Reviews

Review: Il turco in Italia (Garsington Opera, Wormsley Estate)

Welcome revival for a summertime crowd-pleaser that’s brimming with fizz and fun

Sarah Tynan as Fiorilla (plus admirers) in ''Il turco in Italia (Garsington Opera)
Sarah Tynan as Fiorilla (plus admirers) in Il turco in Italia (Garsington Opera)
© Alice Pennefather

In the wrong hands Il turco in Italia ('The Turk in Italy') could be one of those minor Rossini comedies whose notes seem to spin like a top on a hard surface, on and ever on. Happily, this zinging show from Garsington Opera sidesteps the humdrum and skips the light fantastic.

There's so much glee and wit in Martin Duncan's production, first seen in 2011 and now back, partially recast and rethought, as a sun-soaked postcard of fun and colour. Tidily supported by the Garsington Opera Orchestra and a fabulous male chorus under David Parry, his updated setting of 1955 Sorrento is a smart fit for the opera's Commedia clowning and Mediterranean mores. And he cleverly conceals the fact that much of Act 2 is a musical dud.

It's marriage Italian style with a rondo alla turca, and Duncan, together with his inventive movement director, Nick Winston, steeps it in vermouth and San Pellegrino. Francis O'Connor's ingenious set is full of crackerjack moments as Fiorilla, bored in her marriage to the staid Geronio, succumbs to the seductive charms of a Turkish prince (named Selim, of course), but hasn't reckoned with the gypsy girl, Zaida, who got there first.

The ace in the opera's pack is Felice Romani's sparkling libretto, which avoids predictable outcomes and employs a poet-narrator to live among the characters while chatting to the audience. He's the puppet master in this early example of meta-theatre, thinking aloud how best to get to the interval or bothering about the plot in Act 2. In short, whenever we start to get restless he's got there first.

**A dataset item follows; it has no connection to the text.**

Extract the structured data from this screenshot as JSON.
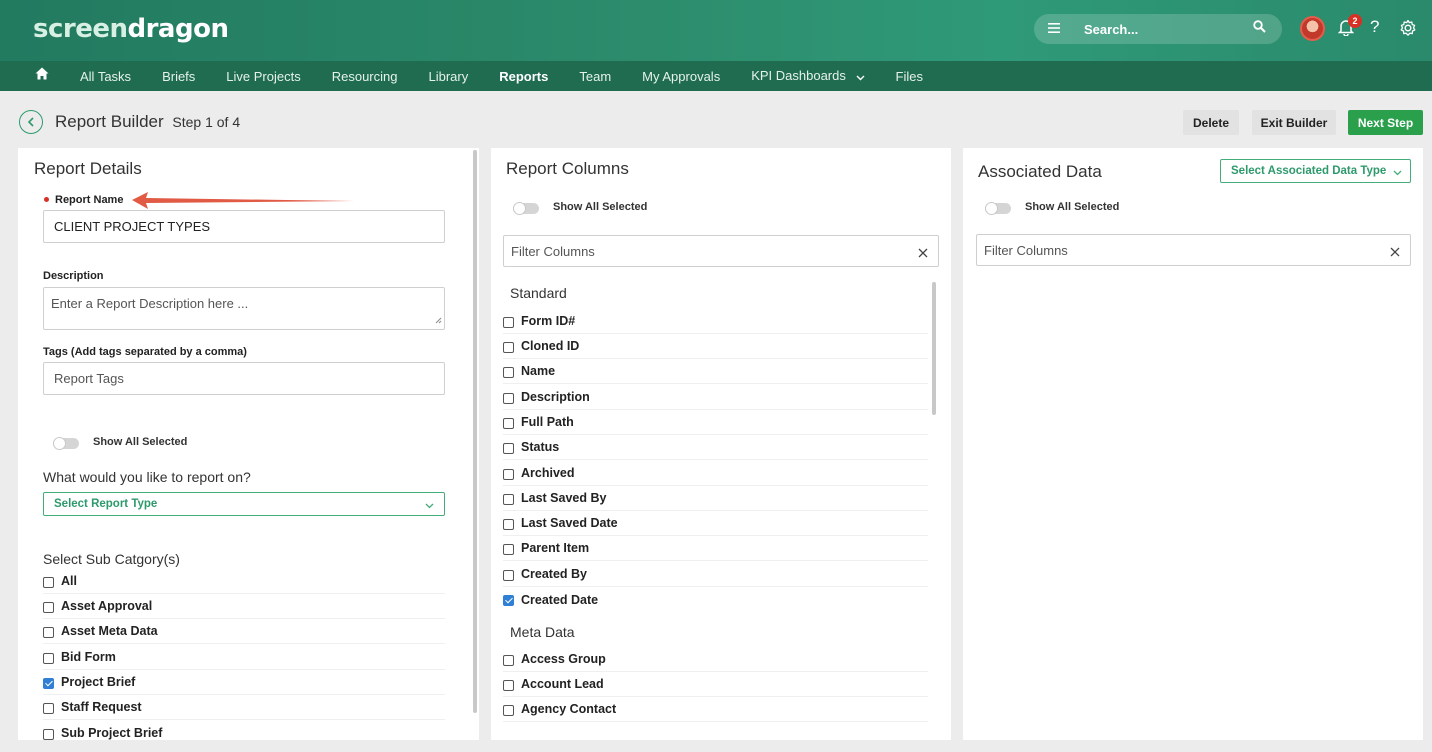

'A performance of scene-stealing delight'

That excellent baritone Mark Stone sang the poet with a twinkle in his eye and an immaculately focused timbre – which that brings me to the revival's trump card, its singers. The best of them, at least.

Two names leapt out from the cast list and each one played a blinder. Among British artists I'd defy anyone to name a more complete singing actress than Sarah Tynan, except perhaps Katie Bray. Here we get them both.

Tynan's Fiorilla suggested Sophia Loren much as her Adina for ENO (in The Elixir of Love) had channelled Marilyn Monroe: rolling gait, hand on hip, swishing dress and come-hither eyes – but all done with a knowing sense of comedy. She is an extraordinary actress who also happens to sing like a nightingale. And as the gypsy Zaida, the ever-changing Bray – who never ceases to astonish – lent her irresistible stage presence along with her rich, penetrating mezzo to a performance of scene-stealing delight.

Few of the men approached their levels, and aside from Stone it was Jack Swanson in the throwaway role of Albazar who made the best impression, although Geoffrey Dolton as Geronio did give a tireless and hilarious depiction of the world's most boring husband complete with comb-over and twitch.

At least tenor Luciano Botelho as Narciso, one of several a spurned lovers, had a decent second act; but Quirijn de Lang's rhythmically foggy Selim was thrown into stark relief in one tricky duet with Fiorilla where I was baffled by his music's line until Tynan's character repeated it, bang on the note and dead centre of the beat. Awkward.

Il turco in Italia continues in repertory at Garsington Opera at Wormsley until 15 July.